Gekiga (劇画 ) is Japanese for "dramatic pictures." The term was coined by Yoshihiro Tatsumi and adopted by other more serious Japanese cartoonists who did not want their trade to be known as manga or "whimsical drawings".
It's akin to Americans who started using the term "graphic novel" as opposed to "comic book".
Not only was the storytelling in gekiga more serious but also the style was more realistic.
Tatsumi began publishing "gekiga" in 1957. Gekiga was vastly
different from most manga at the time, which were aimed at children.
These "dramatic pictures" emerged not from the mainstream manga
publications in Tokyo headed by Osamu Tezuka but from the lending libraries based out of Osaka.

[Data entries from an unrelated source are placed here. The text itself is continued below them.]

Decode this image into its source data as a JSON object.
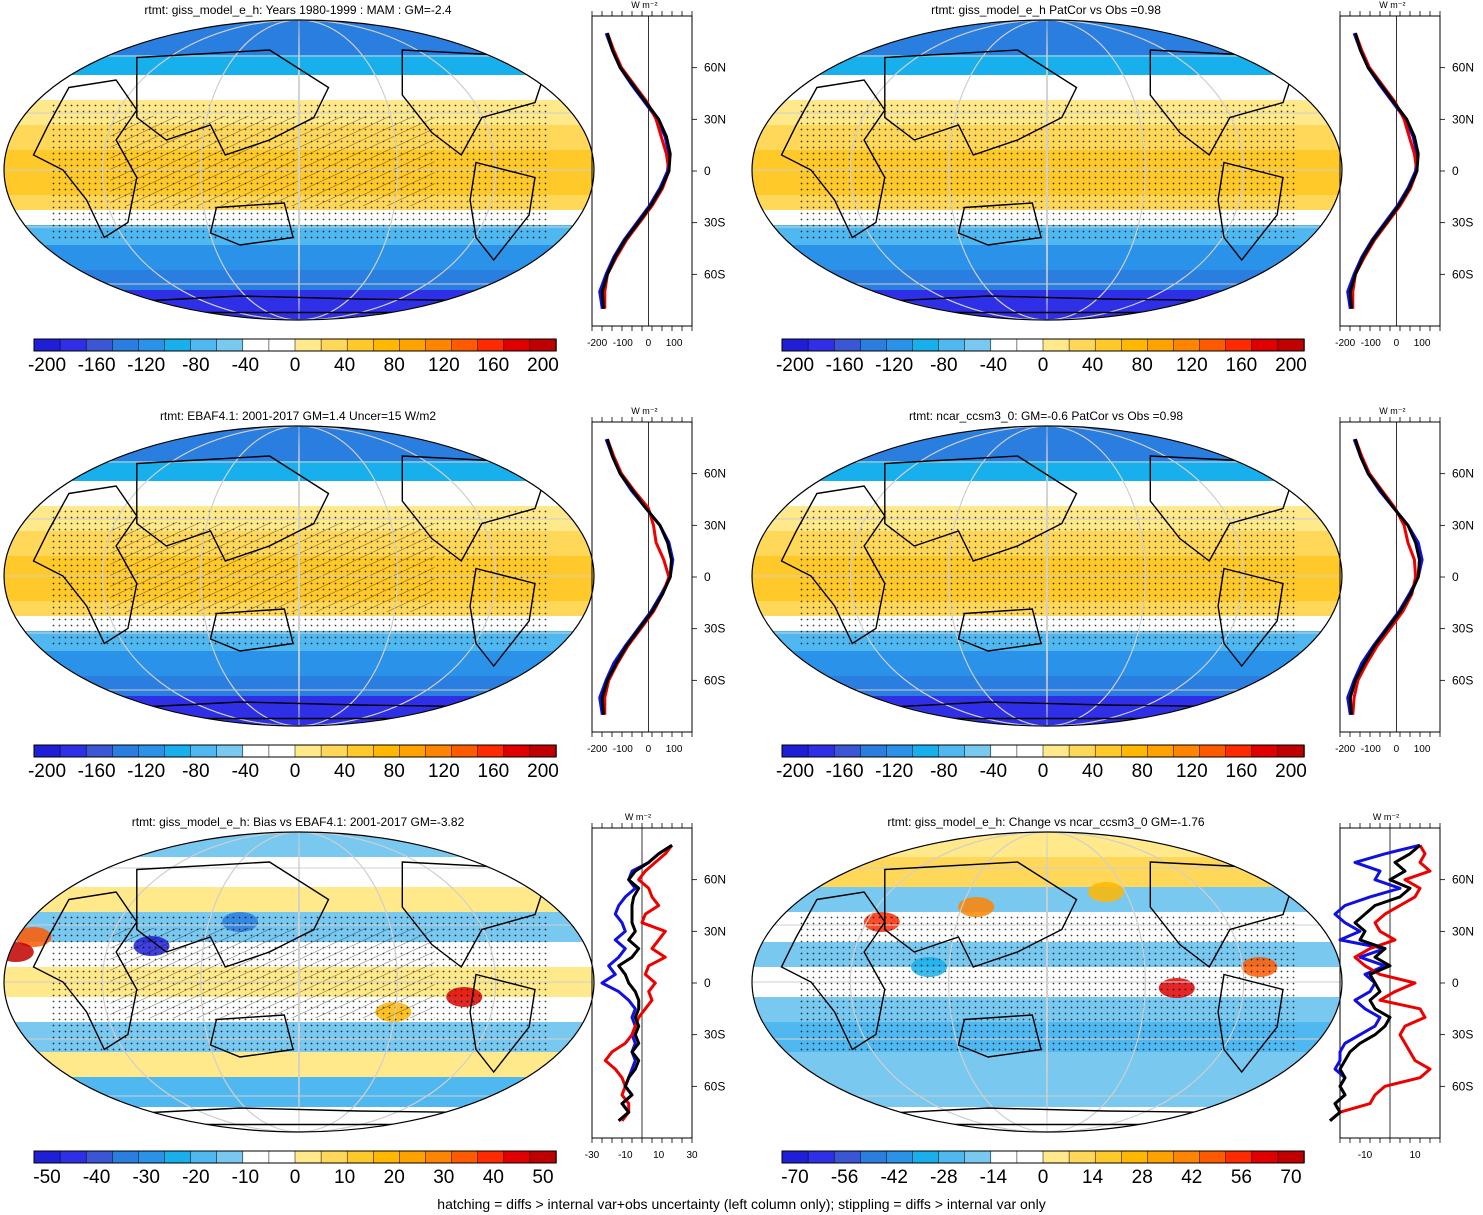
{
  "footer_note": "hatching = diffs > internal var+obs uncertainty (left column only); stippling = diffs > internal var only",
  "colors": {
    "abs_scale": [
      "#1f1fd6",
      "#2f2fe8",
      "#3a56d4",
      "#2a7ee0",
      "#2a92e8",
      "#18b0ec",
      "#50b8f0",
      "#78c8f0",
      "#ffffff",
      "#ffffff",
      "#ffe98a",
      "#ffd85a",
      "#ffc92a",
      "#ffb700",
      "#ffa200",
      "#ff8500",
      "#ff5a00",
      "#ff2a00",
      "#e00000",
      "#c00000"
    ],
    "profile_blue": "#1010e0",
    "profile_red": "#ee0000",
    "profile_black": "#000000",
    "ocean_cold": "#50b0f0",
    "land_line": "#000000",
    "grid_line": "#cfcfcf"
  },
  "panels": [
    {
      "id": "p1",
      "title": "rtmt: giss_model_e_h: Years 1980-1999 : MAM : GM=-2.4",
      "colorbar_ticks": [
        "-200",
        "-160",
        "-120",
        "-80",
        "-40",
        "0",
        "40",
        "80",
        "120",
        "160",
        "200"
      ],
      "profile_xticks": [
        "-200",
        "-100",
        "0",
        "100"
      ],
      "profile_unit": "W m⁻²",
      "profile_lat_labels": [
        "60N",
        "30N",
        "0",
        "30S",
        "60S"
      ],
      "style": "abs",
      "stipple": true,
      "hatch": true
    },
    {
      "id": "p2",
      "title": "rtmt: giss_model_e_h PatCor vs Obs =0.98",
      "colorbar_ticks": [
        "-200",
        "-160",
        "-120",
        "-80",
        "-40",
        "0",
        "40",
        "80",
        "120",
        "160",
        "200"
      ],
      "profile_xticks": [
        "-200",
        "-100",
        "0",
        "100"
      ],
      "profile_unit": "W m⁻²",
      "profile_lat_labels": [
        "60N",
        "30N",
        "0",
        "30S",
        "60S"
      ],
      "style": "abs",
      "stipple": true,
      "hatch": false
    },
    {
      "id": "p3",
      "title": "rtmt: EBAF4.1: 2001-2017 GM=1.4 Uncer=15 W/m2",
      "colorbar_ticks": [
        "-200",
        "-160",
        "-120",
        "-80",
        "-40",
        "0",
        "40",
        "80",
        "120",
        "160",
        "200"
      ],
      "profile_xticks": [
        "-200",
        "-100",
        "0",
        "100"
      ],
      "profile_unit": "W m⁻²",
      "profile_lat_labels": [
        "60N",
        "30N",
        "0",
        "30S",
        "60S"
      ],
      "style": "abs",
      "stipple": true,
      "hatch": true
    },
    {
      "id": "p4",
      "title": "rtmt: ncar_ccsm3_0: GM=-0.6 PatCor vs Obs =0.98",
      "colorbar_ticks": [
        "-200",
        "-160",
        "-120",
        "-80",
        "-40",
        "0",
        "40",
        "80",
        "120",
        "160",
        "200"
      ],
      "profile_xticks": [
        "-200",
        "-100",
        "0",
        "100"
      ],
      "profile_unit": "W m⁻²",
      "profile_lat_labels": [
        "60N",
        "30N",
        "0",
        "30S",
        "60S"
      ],
      "style": "abs",
      "stipple": true,
      "hatch": false
    },
    {
      "id": "p5",
      "title": "rtmt: giss_model_e_h: Bias vs EBAF4.1: 2001-2017 GM=-3.82",
      "colorbar_ticks": [
        "-50",
        "-40",
        "-30",
        "-20",
        "-10",
        "0",
        "10",
        "20",
        "30",
        "40",
        "50"
      ],
      "profile_xticks": [
        "-30",
        "-10",
        "10",
        "30"
      ],
      "profile_unit": "W m⁻²",
      "profile_lat_labels": [
        "60N",
        "30N",
        "0",
        "30S",
        "60S"
      ],
      "style": "diff",
      "stipple": true,
      "hatch": true
    },
    {
      "id": "p6",
      "title": "rtmt: giss_model_e_h: Change vs ncar_ccsm3_0 GM=-1.76",
      "colorbar_ticks": [
        "-70",
        "-56",
        "-42",
        "-28",
        "-14",
        "0",
        "14",
        "28",
        "42",
        "56",
        "70"
      ],
      "profile_xticks": [
        "-10",
        "10"
      ],
      "profile_unit": "W m⁻²",
      "profile_lat_labels": [
        "60N",
        "30N",
        "0",
        "30S",
        "60S"
      ],
      "style": "diff",
      "stipple": true,
      "hatch": false
    }
  ],
  "chart_data": [
    {
      "type": "heatmap",
      "title": "rtmt: giss_model_e_h: Years 1980-1999 : MAM : GM=-2.4",
      "colorbar_range": [
        -200,
        200
      ],
      "profile": {
        "lat": [
          80,
          70,
          60,
          50,
          40,
          30,
          20,
          10,
          0,
          -10,
          -20,
          -30,
          -40,
          -50,
          -60,
          -70,
          -80
        ],
        "series": [
          {
            "color": "black",
            "values": [
              -160,
              -140,
              -110,
              -60,
              -10,
              40,
              70,
              85,
              80,
              50,
              10,
              -40,
              -90,
              -130,
              -160,
              -180,
              -175
            ]
          },
          {
            "color": "blue",
            "values": [
              -165,
              -140,
              -110,
              -65,
              -15,
              35,
              65,
              80,
              75,
              45,
              5,
              -45,
              -95,
              -135,
              -165,
              -190,
              -180
            ]
          },
          {
            "color": "red",
            "values": [
              -160,
              -135,
              -105,
              -55,
              -5,
              30,
              50,
              70,
              80,
              55,
              15,
              -35,
              -85,
              -125,
              -160,
              -170,
              -170
            ]
          }
        ]
      }
    },
    {
      "type": "heatmap",
      "title": "rtmt: giss_model_e_h PatCor vs Obs =0.98",
      "colorbar_range": [
        -200,
        200
      ],
      "profile": {
        "lat": [
          80,
          70,
          60,
          50,
          40,
          30,
          20,
          10,
          0,
          -10,
          -20,
          -30,
          -40,
          -50,
          -60,
          -70,
          -80
        ],
        "series": [
          {
            "color": "black",
            "values": [
              -160,
              -140,
              -110,
              -60,
              -10,
              40,
              70,
              85,
              80,
              50,
              10,
              -40,
              -90,
              -130,
              -160,
              -180,
              -175
            ]
          },
          {
            "color": "blue",
            "values": [
              -165,
              -140,
              -110,
              -65,
              -15,
              35,
              65,
              80,
              75,
              45,
              5,
              -45,
              -95,
              -135,
              -165,
              -190,
              -180
            ]
          },
          {
            "color": "red",
            "values": [
              -160,
              -135,
              -105,
              -55,
              -5,
              30,
              50,
              70,
              80,
              55,
              15,
              -35,
              -85,
              -125,
              -160,
              -170,
              -170
            ]
          }
        ]
      }
    },
    {
      "type": "heatmap",
      "title": "rtmt: EBAF4.1: 2001-2017 GM=1.4 Uncer=15 W/m2",
      "colorbar_range": [
        -200,
        200
      ],
      "profile": {
        "lat": [
          80,
          70,
          60,
          50,
          40,
          30,
          20,
          10,
          0,
          -10,
          -20,
          -30,
          -40,
          -50,
          -60,
          -70,
          -80
        ],
        "series": [
          {
            "color": "black",
            "values": [
              -160,
              -140,
              -110,
              -60,
              -10,
              45,
              75,
              90,
              85,
              55,
              15,
              -35,
              -85,
              -125,
              -160,
              -180,
              -175
            ]
          },
          {
            "color": "blue",
            "values": [
              -165,
              -140,
              -110,
              -65,
              -10,
              45,
              80,
              95,
              85,
              50,
              10,
              -40,
              -90,
              -135,
              -165,
              -190,
              -180
            ]
          },
          {
            "color": "red",
            "values": [
              -160,
              -135,
              -105,
              -55,
              0,
              20,
              30,
              60,
              80,
              55,
              20,
              -30,
              -80,
              -120,
              -155,
              -170,
              -170
            ]
          }
        ]
      }
    },
    {
      "type": "heatmap",
      "title": "rtmt: ncar_ccsm3_0: GM=-0.6 PatCor vs Obs =0.98",
      "colorbar_range": [
        -200,
        200
      ],
      "profile": {
        "lat": [
          80,
          70,
          60,
          50,
          40,
          30,
          20,
          10,
          0,
          -10,
          -20,
          -30,
          -40,
          -50,
          -60,
          -70,
          -80
        ],
        "series": [
          {
            "color": "black",
            "values": [
              -160,
              -140,
              -110,
              -60,
              -10,
              45,
              75,
              90,
              85,
              55,
              15,
              -35,
              -85,
              -125,
              -160,
              -180,
              -175
            ]
          },
          {
            "color": "blue",
            "values": [
              -165,
              -140,
              -110,
              -65,
              -10,
              45,
              85,
              100,
              85,
              50,
              10,
              -40,
              -90,
              -135,
              -165,
              -190,
              -180
            ]
          },
          {
            "color": "red",
            "values": [
              -160,
              -135,
              -105,
              -55,
              -5,
              30,
              45,
              70,
              75,
              60,
              25,
              -25,
              -75,
              -115,
              -150,
              -165,
              -170
            ]
          }
        ]
      }
    },
    {
      "type": "heatmap",
      "title": "rtmt: giss_model_e_h: Bias vs EBAF4.1: 2001-2017 GM=-3.82",
      "colorbar_range": [
        -50,
        50
      ],
      "profile": {
        "lat": [
          80,
          75,
          70,
          65,
          60,
          55,
          50,
          45,
          40,
          35,
          30,
          25,
          20,
          15,
          10,
          5,
          0,
          -5,
          -10,
          -15,
          -20,
          -25,
          -30,
          -35,
          -40,
          -45,
          -50,
          -55,
          -60,
          -65,
          -70,
          -75,
          -80
        ],
        "series": [
          {
            "color": "black",
            "values": [
              18,
              10,
              4,
              -4,
              -8,
              -2,
              -5,
              -6,
              -6,
              -6,
              -4,
              -8,
              -2,
              -6,
              -14,
              -10,
              -8,
              -4,
              -2,
              -2,
              -4,
              -2,
              -4,
              -2,
              -6,
              -2,
              -4,
              -8,
              -10,
              -6,
              -12,
              -8,
              -14
            ]
          },
          {
            "color": "blue",
            "values": [
              18,
              10,
              4,
              -6,
              -8,
              -4,
              -10,
              -14,
              -16,
              -12,
              -10,
              -16,
              -10,
              -14,
              -20,
              -16,
              -24,
              -14,
              -8,
              -4,
              -6,
              -4,
              -6,
              -4,
              -6,
              -4,
              -6,
              -8,
              -10,
              -6,
              -12,
              -8,
              -14
            ]
          },
          {
            "color": "red",
            "values": [
              18,
              14,
              8,
              2,
              -2,
              4,
              6,
              10,
              2,
              0,
              14,
              10,
              6,
              14,
              4,
              2,
              8,
              4,
              6,
              2,
              -2,
              -4,
              -6,
              -10,
              -18,
              -22,
              -16,
              -12,
              -10,
              -12,
              -8,
              -8,
              -12
            ]
          }
        ]
      }
    },
    {
      "type": "heatmap",
      "title": "rtmt: giss_model_e_h: Change vs ncar_ccsm3_0 GM=-1.76",
      "colorbar_range": [
        -70,
        70
      ],
      "profile": {
        "lat": [
          80,
          75,
          70,
          65,
          60,
          55,
          50,
          45,
          40,
          35,
          30,
          25,
          20,
          15,
          10,
          5,
          0,
          -5,
          -10,
          -15,
          -20,
          -25,
          -30,
          -35,
          -40,
          -45,
          -50,
          -55,
          -60,
          -65,
          -70,
          -75,
          -80
        ],
        "series": [
          {
            "color": "black",
            "values": [
              12,
              8,
              2,
              6,
              0,
              8,
              4,
              -6,
              -10,
              -14,
              -10,
              -12,
              -2,
              -6,
              0,
              -8,
              -6,
              -4,
              -8,
              -6,
              0,
              -2,
              -6,
              -12,
              -16,
              -18,
              -20,
              -18,
              -20,
              -18,
              -22,
              -20,
              -24
            ]
          },
          {
            "color": "blue",
            "values": [
              12,
              -2,
              -14,
              -4,
              -6,
              4,
              -8,
              -18,
              -22,
              -18,
              -12,
              -20,
              -2,
              -12,
              -2,
              -10,
              -6,
              -8,
              -14,
              -10,
              -4,
              -6,
              -12,
              -18,
              -20,
              -20,
              -22,
              -18,
              -20,
              -18,
              -22,
              -20,
              -24
            ]
          },
          {
            "color": "red",
            "values": [
              12,
              14,
              12,
              16,
              6,
              12,
              10,
              4,
              -2,
              -6,
              -4,
              2,
              -8,
              -14,
              -10,
              -4,
              10,
              2,
              -4,
              12,
              14,
              6,
              4,
              6,
              8,
              10,
              16,
              12,
              -2,
              -6,
              -8,
              -20,
              -24
            ]
          }
        ]
      }
    }
  ]
}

The lending library industry tolerated more experimental and offensive
works to be published than the mainstream "Tezuka camp" during this time
period.
By the late 1960s and early 1970s the children who grew up reading
manga wanted something aimed at older audiences and gekiga provided for
that niche.
In addition this particular generation came to be known as
the "manga generation" and read manga as a form of rebellion (which was
similar to the role rock and roll played for hippies in the United States).
Because of the growing popularity of these originally underground comics, even Osamu Tezuka began to display the influence of gekiga cartoonists in works such as Hi no Tori (Phoenix), produced in the early 1970s.
These kinds of works are now found in slightly more underground publications (usually seinen magazines).